Under U.S. law, immigrants facing deportation typically have an opportunity to contest it. However, if the immigrant has been convicted of crimes categorized as “aggravated felonies” in the Immigration and Nationality Act, deportation is automatic, and not even claims that the individual is seeking asylum can stop that person’s removal from the country. The “aggravated felonies” category includes illicit drug trafficking offenses, but it does not include mere drug possession. Under federal drug law, Jamaican national Adrian Moncrieffe would not have been charged with possession with intent distribute for mere possession of the 1.3 grams found in his car during a traffic stop, with no evidence that money changed hands. But Georgia law defines crimes differently, and immigration agents determined that his guilty plea to the state crime of the same name qualified him for automatic deportation.

Justice Sotomayor rejected immigration agents’ equivocation of Moncrieffe with a commercial drug dealer:

This is the third time in seven years that we have considered whether the Government has properly characterized a low-level drug offense as “illicit trafficking in a controlled substance,” and thus an “aggravated felony.” Once again we hold that the Government’s approach defies “the ‘commonsense conception’” of these terms. Sharing a small amount of marijuana for no remuneration, let alone possession with intent to do so, “does not fit easily into the ‘everyday understanding’” of “trafficking,” which “‘ordinarily . . . means some sort of commercial dealing.’” Nor is it sensible that a state statute that criminalizes conduct that the CSA treats as a misdemeanor should be designated an “aggravated felony.” We hold that it may not be. If a noncitizen’s conviction for a marijuana distribution offense fails to establish that the offense involved either remuneration or more than a small amount of marijuana, the conviction is not for an aggravated felony under the INA.

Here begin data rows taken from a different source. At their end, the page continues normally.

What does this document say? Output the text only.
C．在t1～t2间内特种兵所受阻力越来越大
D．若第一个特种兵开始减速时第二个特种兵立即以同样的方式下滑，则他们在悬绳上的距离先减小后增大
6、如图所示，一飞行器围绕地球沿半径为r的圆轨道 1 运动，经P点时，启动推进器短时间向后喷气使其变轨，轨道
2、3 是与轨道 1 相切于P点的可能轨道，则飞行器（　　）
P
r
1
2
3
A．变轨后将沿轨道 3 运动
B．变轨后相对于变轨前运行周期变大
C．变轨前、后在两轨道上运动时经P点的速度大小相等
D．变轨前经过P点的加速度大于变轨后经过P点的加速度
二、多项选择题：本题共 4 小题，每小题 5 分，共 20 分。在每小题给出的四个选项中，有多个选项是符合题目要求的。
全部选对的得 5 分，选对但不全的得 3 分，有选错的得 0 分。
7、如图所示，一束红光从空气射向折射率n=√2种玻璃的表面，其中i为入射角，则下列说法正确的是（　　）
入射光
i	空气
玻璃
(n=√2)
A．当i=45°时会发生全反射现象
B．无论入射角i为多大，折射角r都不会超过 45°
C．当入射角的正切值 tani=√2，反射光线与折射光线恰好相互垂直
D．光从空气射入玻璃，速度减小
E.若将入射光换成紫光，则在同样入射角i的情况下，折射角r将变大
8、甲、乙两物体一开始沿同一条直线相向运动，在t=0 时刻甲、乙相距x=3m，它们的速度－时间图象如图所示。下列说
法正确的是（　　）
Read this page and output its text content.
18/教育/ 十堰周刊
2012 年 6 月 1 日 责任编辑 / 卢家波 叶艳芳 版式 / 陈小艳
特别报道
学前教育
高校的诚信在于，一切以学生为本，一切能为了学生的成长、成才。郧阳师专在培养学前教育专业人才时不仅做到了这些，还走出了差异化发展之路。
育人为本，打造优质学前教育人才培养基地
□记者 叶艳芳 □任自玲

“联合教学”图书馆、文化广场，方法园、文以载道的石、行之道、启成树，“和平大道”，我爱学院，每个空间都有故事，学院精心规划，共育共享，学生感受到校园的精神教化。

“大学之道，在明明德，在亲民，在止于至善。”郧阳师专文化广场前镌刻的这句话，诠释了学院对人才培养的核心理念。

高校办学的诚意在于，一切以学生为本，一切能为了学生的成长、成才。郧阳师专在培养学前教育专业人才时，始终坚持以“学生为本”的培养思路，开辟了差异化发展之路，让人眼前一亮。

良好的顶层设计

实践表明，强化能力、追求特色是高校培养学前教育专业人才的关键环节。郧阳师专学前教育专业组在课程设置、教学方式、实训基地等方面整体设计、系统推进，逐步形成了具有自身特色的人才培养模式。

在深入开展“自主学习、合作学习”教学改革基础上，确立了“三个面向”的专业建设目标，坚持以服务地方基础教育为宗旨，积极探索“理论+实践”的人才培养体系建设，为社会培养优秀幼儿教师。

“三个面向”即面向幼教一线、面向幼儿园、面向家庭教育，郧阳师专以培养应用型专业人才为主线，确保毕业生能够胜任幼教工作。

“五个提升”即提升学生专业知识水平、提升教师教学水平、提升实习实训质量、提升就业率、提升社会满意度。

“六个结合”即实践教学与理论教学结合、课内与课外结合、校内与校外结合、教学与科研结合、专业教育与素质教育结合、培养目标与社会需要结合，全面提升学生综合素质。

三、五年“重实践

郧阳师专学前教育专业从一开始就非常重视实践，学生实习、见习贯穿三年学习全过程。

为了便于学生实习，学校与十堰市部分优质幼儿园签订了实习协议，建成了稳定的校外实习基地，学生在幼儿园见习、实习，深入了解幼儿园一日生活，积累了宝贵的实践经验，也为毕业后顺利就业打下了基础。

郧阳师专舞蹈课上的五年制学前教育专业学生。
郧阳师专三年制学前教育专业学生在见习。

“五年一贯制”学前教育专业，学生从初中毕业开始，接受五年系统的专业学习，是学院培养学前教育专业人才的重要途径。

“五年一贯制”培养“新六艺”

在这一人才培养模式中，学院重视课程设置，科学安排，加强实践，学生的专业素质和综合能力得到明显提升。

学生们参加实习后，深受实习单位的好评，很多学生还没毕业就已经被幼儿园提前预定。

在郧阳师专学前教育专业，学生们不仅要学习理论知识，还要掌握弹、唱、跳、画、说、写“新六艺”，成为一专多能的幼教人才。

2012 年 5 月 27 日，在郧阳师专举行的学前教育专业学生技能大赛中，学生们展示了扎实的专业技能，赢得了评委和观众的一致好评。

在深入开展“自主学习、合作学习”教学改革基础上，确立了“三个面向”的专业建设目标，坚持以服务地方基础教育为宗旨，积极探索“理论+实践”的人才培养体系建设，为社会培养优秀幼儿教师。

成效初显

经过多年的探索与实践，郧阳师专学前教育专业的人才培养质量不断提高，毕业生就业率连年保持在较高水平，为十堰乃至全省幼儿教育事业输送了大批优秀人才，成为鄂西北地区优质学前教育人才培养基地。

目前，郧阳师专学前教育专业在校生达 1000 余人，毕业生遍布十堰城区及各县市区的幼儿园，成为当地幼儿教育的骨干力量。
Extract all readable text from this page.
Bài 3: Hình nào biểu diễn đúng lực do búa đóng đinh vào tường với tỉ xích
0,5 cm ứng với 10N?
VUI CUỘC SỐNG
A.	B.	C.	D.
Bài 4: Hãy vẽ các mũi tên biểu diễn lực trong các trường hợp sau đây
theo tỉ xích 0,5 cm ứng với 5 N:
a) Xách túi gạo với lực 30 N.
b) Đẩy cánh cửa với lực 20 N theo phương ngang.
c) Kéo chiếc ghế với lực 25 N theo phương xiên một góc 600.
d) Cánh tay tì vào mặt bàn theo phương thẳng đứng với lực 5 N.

This decision was a case of a state crime misapplied to a federal immigration law. But it also highlights another area of the law in which drug use is harshly over-punished. While Moncrieffe, who has lived in the United States since he was three years old, rightly escaped automatic deportation, those immigrants who are found guilty of a distribution-related crime under the federal Controlled Substances Act will not fare as well.